Prioritization of Signals:
Signal prioritization depends on the probability of the exposure and the impact the event might have on the patients that are being treated with the medicinal product; and points like severity of the event, its reversibility, potential scope for prevention, along with its possible clinical outcome are taken into consideration. During evaluation and review of the validated signals for prioritization, supreme priority is given towards assessing and communicating the health impacts on the special populations such as pregnant females, paediatrics and the elderly, however not limiting to the overall size of the general population at risk.
The validated signal is further assessed to identify on the need for any additional data collection and/or regulatory action. Additional data are gathered with the use of SMQs, whereby the product’s class effects or its potential complications are reviewed. In case of any recommendations following the signal assessment, these are discussed with the MAHs, who in turn, upon their final judgement or conclusive evidence, share the information with the regulatory authorities.

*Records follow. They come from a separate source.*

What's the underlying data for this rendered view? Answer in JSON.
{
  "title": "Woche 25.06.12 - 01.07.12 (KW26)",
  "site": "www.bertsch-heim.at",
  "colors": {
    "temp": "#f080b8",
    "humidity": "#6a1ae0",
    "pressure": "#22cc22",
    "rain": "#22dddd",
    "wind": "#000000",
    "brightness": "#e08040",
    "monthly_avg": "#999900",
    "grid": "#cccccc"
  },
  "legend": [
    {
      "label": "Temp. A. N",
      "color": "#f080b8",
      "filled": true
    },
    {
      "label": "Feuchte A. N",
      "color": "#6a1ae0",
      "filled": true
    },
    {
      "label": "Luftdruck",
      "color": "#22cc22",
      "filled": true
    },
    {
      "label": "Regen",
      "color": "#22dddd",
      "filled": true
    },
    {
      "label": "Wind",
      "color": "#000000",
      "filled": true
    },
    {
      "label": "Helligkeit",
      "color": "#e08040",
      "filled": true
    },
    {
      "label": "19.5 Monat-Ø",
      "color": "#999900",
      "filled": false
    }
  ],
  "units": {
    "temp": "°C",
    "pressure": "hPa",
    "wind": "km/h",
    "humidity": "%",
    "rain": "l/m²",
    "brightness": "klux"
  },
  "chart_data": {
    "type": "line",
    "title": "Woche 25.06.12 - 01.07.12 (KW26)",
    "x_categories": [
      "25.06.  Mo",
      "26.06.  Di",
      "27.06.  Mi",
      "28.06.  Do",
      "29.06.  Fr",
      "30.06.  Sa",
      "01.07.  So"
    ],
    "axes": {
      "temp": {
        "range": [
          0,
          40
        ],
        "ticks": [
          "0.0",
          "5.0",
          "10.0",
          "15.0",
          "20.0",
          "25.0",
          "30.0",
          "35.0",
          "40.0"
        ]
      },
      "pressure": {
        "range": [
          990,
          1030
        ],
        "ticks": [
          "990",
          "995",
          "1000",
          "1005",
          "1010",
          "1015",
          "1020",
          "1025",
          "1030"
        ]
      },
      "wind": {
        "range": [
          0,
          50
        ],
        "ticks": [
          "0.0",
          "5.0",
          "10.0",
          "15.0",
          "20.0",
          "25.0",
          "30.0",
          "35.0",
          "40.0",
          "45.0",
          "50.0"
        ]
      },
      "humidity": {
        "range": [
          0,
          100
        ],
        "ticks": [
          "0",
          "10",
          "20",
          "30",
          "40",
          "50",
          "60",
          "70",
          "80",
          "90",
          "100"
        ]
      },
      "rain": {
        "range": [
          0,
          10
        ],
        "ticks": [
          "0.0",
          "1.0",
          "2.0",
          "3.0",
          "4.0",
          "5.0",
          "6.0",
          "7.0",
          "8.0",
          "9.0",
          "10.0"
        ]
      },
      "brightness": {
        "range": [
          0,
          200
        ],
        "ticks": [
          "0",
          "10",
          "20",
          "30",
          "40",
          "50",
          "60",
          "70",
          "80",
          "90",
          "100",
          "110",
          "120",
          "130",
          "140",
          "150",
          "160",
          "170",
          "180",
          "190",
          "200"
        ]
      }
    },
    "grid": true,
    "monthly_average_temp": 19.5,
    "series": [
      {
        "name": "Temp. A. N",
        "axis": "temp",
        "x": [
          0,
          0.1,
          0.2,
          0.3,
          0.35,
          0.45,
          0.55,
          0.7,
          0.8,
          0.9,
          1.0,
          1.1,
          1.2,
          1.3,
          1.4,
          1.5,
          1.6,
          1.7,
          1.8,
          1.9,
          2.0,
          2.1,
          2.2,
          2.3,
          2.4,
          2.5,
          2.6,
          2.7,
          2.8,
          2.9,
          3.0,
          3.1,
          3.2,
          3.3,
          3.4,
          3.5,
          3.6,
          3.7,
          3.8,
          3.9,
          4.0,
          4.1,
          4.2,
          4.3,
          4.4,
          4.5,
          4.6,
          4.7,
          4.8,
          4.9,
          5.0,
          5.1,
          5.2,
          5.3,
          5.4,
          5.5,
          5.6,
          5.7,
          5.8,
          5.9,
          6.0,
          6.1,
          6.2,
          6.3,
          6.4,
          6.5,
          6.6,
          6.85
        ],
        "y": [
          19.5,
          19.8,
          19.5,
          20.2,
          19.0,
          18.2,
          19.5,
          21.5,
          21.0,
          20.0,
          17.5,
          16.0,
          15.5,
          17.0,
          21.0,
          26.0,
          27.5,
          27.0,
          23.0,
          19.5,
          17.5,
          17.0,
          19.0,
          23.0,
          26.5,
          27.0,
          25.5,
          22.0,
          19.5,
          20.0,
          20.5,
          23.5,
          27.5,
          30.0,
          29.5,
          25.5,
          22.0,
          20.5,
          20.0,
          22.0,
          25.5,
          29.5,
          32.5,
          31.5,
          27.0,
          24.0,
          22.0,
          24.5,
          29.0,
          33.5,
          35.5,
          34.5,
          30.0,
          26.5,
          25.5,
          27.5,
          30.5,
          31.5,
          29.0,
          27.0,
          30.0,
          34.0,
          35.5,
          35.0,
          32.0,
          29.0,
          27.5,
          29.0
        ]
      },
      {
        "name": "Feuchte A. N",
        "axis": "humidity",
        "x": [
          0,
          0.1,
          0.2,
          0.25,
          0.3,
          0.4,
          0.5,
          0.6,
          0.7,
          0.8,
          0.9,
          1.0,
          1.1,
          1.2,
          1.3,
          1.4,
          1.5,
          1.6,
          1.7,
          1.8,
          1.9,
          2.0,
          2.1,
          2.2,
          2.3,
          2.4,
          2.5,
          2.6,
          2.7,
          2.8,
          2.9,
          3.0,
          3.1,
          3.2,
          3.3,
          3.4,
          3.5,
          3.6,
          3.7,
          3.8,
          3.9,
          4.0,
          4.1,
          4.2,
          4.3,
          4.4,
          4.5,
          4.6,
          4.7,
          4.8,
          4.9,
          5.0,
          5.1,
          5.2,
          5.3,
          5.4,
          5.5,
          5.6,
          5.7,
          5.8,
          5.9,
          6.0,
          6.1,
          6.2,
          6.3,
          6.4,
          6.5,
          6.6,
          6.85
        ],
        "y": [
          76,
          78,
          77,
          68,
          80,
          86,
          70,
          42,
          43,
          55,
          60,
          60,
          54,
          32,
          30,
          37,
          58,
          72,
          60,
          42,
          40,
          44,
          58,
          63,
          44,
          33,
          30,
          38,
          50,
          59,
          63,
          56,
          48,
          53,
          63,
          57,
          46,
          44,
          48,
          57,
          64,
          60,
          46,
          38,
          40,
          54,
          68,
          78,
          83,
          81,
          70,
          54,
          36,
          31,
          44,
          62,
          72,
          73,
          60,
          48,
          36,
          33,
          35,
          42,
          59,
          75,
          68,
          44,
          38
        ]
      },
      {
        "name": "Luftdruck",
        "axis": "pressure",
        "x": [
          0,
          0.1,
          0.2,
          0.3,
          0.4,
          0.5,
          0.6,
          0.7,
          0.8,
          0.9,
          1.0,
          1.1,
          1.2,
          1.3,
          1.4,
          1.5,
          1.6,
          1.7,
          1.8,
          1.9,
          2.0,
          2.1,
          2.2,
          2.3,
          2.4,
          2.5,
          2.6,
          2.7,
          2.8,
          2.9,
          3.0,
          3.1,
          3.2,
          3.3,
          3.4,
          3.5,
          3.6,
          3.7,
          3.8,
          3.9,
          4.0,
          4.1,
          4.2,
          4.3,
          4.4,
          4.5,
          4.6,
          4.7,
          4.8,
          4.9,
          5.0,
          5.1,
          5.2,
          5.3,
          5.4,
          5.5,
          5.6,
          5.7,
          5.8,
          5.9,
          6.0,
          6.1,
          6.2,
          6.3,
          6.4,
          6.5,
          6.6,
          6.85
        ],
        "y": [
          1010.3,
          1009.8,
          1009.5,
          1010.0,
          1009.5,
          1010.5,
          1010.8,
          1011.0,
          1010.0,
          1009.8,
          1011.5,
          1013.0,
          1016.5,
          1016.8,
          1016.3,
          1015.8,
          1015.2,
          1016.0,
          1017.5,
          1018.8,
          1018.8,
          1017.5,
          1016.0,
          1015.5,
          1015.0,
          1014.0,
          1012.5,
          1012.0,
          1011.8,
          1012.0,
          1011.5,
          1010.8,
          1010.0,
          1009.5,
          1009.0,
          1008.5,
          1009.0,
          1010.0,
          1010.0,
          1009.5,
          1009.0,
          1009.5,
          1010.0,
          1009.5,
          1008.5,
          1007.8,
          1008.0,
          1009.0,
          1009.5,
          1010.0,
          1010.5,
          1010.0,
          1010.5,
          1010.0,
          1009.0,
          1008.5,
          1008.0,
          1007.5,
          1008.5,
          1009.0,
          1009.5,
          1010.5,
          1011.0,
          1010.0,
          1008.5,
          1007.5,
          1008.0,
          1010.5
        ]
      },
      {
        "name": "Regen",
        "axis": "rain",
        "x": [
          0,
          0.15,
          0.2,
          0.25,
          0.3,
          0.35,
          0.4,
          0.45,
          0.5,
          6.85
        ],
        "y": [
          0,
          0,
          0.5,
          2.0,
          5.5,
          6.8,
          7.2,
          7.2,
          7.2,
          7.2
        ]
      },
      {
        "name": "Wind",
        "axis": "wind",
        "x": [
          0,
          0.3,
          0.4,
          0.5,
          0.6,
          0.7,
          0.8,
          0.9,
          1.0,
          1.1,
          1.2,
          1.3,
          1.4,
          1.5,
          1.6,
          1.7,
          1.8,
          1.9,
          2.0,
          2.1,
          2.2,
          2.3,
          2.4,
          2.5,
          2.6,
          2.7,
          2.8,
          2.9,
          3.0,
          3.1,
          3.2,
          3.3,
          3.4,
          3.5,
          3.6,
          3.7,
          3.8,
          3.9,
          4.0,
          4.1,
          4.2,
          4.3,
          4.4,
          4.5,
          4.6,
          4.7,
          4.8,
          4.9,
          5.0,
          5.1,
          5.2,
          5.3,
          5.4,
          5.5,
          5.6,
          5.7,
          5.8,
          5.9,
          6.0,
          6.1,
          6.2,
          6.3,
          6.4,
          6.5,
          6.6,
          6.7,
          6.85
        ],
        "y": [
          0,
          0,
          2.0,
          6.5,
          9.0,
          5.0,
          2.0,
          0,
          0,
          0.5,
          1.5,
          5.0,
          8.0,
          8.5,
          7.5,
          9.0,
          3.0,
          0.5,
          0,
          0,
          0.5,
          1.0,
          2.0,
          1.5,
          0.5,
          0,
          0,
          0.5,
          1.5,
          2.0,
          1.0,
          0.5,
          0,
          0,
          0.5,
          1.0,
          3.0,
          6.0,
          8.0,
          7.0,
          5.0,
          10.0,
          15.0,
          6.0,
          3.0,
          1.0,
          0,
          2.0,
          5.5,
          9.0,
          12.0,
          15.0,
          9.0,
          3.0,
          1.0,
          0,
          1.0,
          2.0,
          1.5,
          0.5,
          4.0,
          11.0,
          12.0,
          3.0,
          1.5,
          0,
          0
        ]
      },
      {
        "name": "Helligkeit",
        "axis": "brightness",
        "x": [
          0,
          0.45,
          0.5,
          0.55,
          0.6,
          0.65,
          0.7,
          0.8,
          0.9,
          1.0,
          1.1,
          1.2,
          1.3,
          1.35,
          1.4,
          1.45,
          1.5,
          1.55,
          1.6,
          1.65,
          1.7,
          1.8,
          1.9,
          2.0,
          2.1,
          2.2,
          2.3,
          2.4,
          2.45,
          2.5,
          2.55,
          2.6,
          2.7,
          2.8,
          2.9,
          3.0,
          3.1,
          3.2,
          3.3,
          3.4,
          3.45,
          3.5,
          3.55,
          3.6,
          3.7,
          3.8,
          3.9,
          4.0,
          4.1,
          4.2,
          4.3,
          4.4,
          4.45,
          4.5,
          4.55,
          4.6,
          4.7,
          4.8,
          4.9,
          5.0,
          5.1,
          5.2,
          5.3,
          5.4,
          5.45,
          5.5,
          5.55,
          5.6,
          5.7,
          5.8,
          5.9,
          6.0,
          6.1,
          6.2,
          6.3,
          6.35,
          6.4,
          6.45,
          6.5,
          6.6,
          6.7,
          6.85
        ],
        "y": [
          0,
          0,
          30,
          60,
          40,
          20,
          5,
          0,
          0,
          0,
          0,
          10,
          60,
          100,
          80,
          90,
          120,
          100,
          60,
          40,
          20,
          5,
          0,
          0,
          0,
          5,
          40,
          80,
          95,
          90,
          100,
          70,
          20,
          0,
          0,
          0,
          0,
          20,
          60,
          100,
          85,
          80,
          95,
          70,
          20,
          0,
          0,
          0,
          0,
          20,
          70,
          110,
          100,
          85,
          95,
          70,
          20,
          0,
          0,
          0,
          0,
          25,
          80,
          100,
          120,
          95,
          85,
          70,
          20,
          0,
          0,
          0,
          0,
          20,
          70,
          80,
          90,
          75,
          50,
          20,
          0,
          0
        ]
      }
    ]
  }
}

Identification, tracking and monitoring of signals can be a herculean task, however we at Lambda have initiated signal management activities and are continuously evolving on this process. The guiding bodies with their guidelines and a robust data mining tool is what we have; we definitely are looking forward for further improvisations in this field to create an edge in the competitive landscape.
References: GVP Module IX and CIOMS VIII.